Patricia began teaching sexual health to graduate students in Sydney. “Other sexologists would ask how I can be a Christian and do the work I do, speak about the things I speak about. And I would say, we all research sex, but as a Christian, I know the Creator.” “I look at the Bible and seek the biblical truth about our sexuality. And now, the more I learn about the brain science around sexual desire, there is a beautiful fit with God’s purpose.” “If desire is used as intended, it’s a wonderful urge.” Patricia said bringing all the thoughts on the mechanics of sex within a biblical framework is what she has worked towards in her career. “After 30 years of studying sex and retiring from university life, I’m able to talk about how God’s purpose and the biology and research actually come together.” “The world can pick at it and distort, but that doesn’t take away how the Bible presents sex, how your brain and body have been formed.” Talking about sex for so long, and to so many, does come with its fair share of challenges.

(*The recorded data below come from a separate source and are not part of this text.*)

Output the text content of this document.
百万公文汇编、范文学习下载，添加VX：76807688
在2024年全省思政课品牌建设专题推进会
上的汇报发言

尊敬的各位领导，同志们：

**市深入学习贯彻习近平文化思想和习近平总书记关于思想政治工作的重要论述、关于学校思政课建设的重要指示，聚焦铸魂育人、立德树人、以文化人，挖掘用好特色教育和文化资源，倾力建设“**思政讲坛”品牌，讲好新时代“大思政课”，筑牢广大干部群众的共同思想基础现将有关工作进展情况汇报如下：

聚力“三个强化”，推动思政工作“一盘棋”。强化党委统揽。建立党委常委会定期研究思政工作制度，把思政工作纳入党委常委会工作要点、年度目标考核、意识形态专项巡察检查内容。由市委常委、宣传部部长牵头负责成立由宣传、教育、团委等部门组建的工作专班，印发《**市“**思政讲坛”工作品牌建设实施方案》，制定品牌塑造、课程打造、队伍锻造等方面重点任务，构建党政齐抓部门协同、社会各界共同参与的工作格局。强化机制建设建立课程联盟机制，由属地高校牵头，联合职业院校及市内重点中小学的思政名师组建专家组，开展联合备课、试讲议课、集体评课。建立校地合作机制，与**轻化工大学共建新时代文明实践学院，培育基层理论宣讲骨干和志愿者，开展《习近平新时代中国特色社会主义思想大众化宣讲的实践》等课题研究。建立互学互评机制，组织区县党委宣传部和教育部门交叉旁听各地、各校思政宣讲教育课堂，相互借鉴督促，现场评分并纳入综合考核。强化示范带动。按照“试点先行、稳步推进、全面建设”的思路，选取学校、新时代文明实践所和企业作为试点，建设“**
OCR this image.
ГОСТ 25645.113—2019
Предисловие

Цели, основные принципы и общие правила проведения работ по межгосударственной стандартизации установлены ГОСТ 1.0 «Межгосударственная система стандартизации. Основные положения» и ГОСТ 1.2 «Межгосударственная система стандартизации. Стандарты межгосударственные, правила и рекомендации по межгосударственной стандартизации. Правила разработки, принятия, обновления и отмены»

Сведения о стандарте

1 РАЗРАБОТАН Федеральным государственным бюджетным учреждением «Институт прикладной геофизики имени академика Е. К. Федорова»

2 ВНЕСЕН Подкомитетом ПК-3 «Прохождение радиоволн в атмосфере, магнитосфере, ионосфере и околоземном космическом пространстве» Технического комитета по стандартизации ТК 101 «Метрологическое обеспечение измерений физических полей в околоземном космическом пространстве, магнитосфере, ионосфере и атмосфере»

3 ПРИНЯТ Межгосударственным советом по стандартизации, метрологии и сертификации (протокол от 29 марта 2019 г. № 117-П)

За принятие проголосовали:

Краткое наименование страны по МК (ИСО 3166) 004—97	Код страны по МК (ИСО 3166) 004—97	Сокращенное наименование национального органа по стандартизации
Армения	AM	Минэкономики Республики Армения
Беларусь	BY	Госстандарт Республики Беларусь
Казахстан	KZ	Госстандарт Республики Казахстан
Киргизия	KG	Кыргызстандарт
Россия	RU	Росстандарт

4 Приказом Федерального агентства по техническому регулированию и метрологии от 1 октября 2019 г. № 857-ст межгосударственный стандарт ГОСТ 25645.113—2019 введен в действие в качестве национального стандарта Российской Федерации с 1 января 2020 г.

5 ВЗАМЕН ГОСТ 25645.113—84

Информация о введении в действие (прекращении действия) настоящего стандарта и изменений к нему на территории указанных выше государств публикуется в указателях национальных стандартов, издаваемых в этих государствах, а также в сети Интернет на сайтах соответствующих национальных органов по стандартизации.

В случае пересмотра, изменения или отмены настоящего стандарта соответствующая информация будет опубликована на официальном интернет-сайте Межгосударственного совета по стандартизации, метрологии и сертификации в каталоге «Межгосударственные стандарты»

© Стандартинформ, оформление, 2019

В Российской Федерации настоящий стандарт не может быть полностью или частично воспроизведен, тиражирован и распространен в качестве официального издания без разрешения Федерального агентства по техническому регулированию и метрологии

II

But her family have been her constant support. “Oh, my poor darling husband. He’s always been my greatest supporter. We’re friends and lovers, but of course we have our own ups and downs.” Patricia says her husband, Vasantha, has had to have a great sense of humour, being married to a sexologist and also being a ‘subcontinental’, from the home of the Kama Sutra. Perhaps more so, as he worked as an engineer for the fire department – with a lot of other men. “They often said to him – ‘here comes the sex therapist’s husband’ and ‘no wonder you’ve always got a smile on your face!’”, Patricia laughed cheekily. Looking back, Patricia said she was crazy to even think about coming to

Australia – an entirely different culture – and say “I want to talk about sex”. But God has guided her, and she said she prays constantly that everything she says and does will be to His glory. “I constantly take things to the Lord. ‘To live is Christ and to die is gain.’ – especially now that I’m 65. Every time I’ve done a crazy thing, I’ve asked God before, during and after.” Being so audacious about sex also means there are times of potential embarrassment. Though, after speaking with Patricia for almost two hours, it is clear that when it comes to sex, nothing fazes her. Giggling, she recounts one such incident: “We had a new minister at our church a little while ago now, and we walked out after church to greet him. He asked me whether I worked, and I said ‘Yes, I work in sex’.” “My husband said later, do you realise that poor minister could barely greet the next person after what you said?” “To this day, that minister says I told him I was a sex worker! I know I wouldn’t have said that, but I guess ‘I work in sex’ was stunning enough.” Patricia talks about sex like it’s the most natural thing in the world. Which, in her view, it is. “Look at Genesis – we are created in the image of God, we are created with gender, given a command to procreate. And God made it fun!” “Imagine if sex was like doing your tax return – who would bother? We would have died out a long time ago. It’s because it’s fun – and God has made it that way – that we actually do it.” She said she has been overwhelmed, as she moves further into sex therapy and counselling, by the number of Christian couples who want to talk to her. “The cross is a good place to start when you’re hurt as a couple. Forgiveness, repentance, grace.